Most of the development effort goes into making the existing features awesome and robust. Some of the areas the team continues to innovate are:
- Infrastructure of real mobile devices
- Using better streaming technology to make the screen more responsive
- Improve Local testing
- Supporting newer browsers/OS mix
Market
Potentially this is a very big market, given the large number of web developers in the world, and this number is going up. However, this also seems to be a crowded space – there are many players offering similar services that are largely undifferentiated (or have hard-to-perceive differences). Their major competitors are Saucelabs, crossbrowsertesting, Browsershots, etc. SauceLabs primarily focuses on automation testing (its founders include founder of Selenium), Crossbrowsertesting doesn’t have good interface, and Browsershots is very limited in functionality. They are much better placed than their competitors. They aim to reach 1M developers.
They have some marquee names in their customer list. Also, their partnership with Microsoft through modern.ie (Microsoft’s attempt to help developers test their app on older versions of IE) has been very beneficial to them in bringing customers in.
Product Vision and Strategy
They are totally focused on making BrowserStack a technically and usably superior product in the market by far. Their roadmap for the next 12 months includes ability to testing on real mobile devices (sort of a ‘device farm’ available on demand), improving the product speed and doing more aggressive marketing of the product.

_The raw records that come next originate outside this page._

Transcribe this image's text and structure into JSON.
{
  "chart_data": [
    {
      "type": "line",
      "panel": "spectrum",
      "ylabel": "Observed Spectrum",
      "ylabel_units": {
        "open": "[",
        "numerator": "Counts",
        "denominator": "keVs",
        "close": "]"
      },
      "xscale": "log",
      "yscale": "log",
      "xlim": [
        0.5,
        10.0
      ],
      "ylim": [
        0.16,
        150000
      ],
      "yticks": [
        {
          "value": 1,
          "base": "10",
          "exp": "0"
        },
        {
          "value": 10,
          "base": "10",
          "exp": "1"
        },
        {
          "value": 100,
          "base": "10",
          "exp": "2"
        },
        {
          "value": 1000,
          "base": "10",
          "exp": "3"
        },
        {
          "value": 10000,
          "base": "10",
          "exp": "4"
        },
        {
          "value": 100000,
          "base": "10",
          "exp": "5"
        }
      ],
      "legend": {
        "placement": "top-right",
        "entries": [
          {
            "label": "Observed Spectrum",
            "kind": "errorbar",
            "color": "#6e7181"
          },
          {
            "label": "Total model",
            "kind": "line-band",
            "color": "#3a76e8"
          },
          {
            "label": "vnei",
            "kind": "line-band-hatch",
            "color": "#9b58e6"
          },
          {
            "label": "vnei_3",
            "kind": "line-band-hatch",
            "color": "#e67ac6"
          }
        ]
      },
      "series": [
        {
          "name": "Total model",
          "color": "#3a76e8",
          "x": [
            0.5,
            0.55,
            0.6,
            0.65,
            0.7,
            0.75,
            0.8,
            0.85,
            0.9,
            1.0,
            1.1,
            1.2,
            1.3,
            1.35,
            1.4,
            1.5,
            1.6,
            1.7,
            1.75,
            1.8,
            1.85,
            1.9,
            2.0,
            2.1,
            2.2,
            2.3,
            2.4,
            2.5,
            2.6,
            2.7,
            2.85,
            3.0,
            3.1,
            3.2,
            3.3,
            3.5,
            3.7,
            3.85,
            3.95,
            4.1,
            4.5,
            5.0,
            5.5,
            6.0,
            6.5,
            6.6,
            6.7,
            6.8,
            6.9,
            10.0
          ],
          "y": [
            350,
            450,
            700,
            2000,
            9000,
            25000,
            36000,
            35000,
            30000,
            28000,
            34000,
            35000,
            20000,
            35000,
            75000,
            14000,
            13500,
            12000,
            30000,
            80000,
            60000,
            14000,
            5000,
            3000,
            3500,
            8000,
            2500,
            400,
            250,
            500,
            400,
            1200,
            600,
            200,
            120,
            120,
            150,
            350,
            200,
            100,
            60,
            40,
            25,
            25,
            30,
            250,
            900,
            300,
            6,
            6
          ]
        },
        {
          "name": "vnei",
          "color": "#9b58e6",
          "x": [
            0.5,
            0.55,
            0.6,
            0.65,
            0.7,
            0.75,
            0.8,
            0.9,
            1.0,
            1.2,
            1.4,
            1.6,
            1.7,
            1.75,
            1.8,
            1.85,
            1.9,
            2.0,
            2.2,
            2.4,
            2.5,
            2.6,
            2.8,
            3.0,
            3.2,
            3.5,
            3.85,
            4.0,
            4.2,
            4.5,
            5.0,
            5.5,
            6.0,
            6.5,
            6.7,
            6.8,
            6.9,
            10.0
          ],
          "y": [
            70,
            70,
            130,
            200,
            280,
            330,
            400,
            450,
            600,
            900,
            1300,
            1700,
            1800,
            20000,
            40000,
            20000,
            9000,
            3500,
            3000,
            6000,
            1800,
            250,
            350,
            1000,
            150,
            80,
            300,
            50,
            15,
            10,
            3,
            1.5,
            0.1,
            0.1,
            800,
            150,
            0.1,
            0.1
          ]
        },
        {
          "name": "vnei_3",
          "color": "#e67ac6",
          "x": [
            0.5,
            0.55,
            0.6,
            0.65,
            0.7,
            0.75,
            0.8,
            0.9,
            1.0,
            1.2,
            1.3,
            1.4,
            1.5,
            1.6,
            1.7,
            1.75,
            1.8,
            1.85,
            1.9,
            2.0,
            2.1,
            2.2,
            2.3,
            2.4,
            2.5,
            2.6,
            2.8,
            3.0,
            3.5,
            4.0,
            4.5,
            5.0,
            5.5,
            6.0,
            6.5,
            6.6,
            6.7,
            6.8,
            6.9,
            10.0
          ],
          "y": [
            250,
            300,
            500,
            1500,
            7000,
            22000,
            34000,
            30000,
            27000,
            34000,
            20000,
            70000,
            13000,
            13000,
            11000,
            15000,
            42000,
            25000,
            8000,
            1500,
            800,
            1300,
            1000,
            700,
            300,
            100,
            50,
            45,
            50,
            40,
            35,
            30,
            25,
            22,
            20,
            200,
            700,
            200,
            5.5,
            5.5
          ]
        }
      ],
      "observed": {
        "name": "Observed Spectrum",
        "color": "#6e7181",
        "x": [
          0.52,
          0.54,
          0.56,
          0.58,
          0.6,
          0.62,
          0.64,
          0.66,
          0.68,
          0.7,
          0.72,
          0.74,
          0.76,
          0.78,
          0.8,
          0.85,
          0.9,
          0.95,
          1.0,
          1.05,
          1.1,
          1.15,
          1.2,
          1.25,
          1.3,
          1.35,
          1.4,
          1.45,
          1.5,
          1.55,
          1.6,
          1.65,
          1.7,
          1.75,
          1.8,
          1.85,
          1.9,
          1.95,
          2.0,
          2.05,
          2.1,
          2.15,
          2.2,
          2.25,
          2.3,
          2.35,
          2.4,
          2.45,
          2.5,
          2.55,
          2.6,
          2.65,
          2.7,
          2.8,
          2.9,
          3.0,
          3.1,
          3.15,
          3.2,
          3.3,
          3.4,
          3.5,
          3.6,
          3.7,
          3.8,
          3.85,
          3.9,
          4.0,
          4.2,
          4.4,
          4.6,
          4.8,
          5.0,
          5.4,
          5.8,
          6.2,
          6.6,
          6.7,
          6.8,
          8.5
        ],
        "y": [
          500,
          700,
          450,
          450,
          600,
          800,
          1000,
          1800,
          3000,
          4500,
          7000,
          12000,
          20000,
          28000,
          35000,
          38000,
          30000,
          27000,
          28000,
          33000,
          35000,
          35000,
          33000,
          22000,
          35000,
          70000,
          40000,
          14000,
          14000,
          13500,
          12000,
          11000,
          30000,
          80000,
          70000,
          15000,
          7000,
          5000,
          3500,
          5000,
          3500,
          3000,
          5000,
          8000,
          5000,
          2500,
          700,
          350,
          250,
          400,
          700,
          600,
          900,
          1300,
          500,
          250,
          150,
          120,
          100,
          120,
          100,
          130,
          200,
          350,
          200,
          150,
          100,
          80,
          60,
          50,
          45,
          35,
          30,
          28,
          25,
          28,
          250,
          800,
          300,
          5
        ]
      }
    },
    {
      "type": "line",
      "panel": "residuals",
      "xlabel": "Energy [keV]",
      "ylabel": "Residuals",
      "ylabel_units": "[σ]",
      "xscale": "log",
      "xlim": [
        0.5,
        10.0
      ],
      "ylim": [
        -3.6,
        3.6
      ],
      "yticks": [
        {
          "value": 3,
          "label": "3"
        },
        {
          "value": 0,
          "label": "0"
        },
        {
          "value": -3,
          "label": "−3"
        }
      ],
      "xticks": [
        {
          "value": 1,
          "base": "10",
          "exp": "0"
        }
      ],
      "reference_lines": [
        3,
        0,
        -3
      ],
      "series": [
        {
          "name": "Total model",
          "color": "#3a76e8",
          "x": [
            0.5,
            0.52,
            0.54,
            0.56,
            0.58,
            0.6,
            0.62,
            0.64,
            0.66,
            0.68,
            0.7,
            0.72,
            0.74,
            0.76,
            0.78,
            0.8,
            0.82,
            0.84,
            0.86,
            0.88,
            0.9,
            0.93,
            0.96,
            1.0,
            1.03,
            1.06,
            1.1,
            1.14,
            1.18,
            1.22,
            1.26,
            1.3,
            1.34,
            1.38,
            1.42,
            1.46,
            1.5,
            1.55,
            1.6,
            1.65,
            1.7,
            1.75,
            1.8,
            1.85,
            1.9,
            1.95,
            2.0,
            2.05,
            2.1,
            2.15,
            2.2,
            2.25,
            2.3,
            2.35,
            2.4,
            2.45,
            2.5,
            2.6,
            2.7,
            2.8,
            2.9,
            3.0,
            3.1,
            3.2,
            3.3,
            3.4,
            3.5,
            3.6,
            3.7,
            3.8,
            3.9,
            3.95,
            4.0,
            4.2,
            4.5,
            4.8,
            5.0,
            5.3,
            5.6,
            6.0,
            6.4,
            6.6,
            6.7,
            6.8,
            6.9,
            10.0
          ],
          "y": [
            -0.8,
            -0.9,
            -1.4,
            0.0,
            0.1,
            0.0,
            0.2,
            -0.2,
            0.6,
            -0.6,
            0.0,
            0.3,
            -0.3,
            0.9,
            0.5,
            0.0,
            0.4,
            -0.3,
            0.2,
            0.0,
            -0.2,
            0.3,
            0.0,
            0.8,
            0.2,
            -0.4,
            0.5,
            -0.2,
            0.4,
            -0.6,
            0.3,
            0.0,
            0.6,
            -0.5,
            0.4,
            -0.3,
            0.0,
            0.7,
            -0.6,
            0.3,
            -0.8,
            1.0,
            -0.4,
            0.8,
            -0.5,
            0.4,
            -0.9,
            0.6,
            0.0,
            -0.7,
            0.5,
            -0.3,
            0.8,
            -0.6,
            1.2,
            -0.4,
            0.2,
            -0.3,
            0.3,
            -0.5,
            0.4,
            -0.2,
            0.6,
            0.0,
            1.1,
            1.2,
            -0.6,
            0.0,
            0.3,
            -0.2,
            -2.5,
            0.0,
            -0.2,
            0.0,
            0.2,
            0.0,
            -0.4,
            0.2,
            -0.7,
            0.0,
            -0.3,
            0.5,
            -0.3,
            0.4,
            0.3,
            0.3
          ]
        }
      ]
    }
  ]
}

From a vision perspective, Ritesh would like to give a browser-on-demand feel to every developer in the world – it should be so easy to load (just like I open a Chrome browser on my machine), so easy to use, that it feels like a native/local instance of the browser that you are testing on. They intend to be the de-facto standard for web testing world-wide.
The Road Ahead
There is no reason to believe that in future, web technologies will become so standardized that cross-browser testing will not be required. In fact the trend is in opposite direction, with the proliferation of devices, OS and Browsers, we are getting more and more fragmented. Given that future, BrowserStack is well poised to be the first choice for development teams and companies to do cross-browser testing.
Couple of things they need to watch out for:
- Enterprise Software Development Process is where lots of engineering dollars get spent – and that usually goes to large organizations (Microsoft, Oracle, HP, and many other process/QA/IDE companies). How BrowserStack fits into that eco-system may very well determine how big BrowserStack can become – developer driving the adoption may be the start but it is unlikely to be the stable state.
- Being a technology focused company and located in India has its challenges. Exposure is limited, and also it is hard to get talent in specialized areas like design and product management. They need to address this, and their focus on marketing over next 12 months (as articulated by Ritesh) will help address this.
They have a bright future ahead, good luck to them!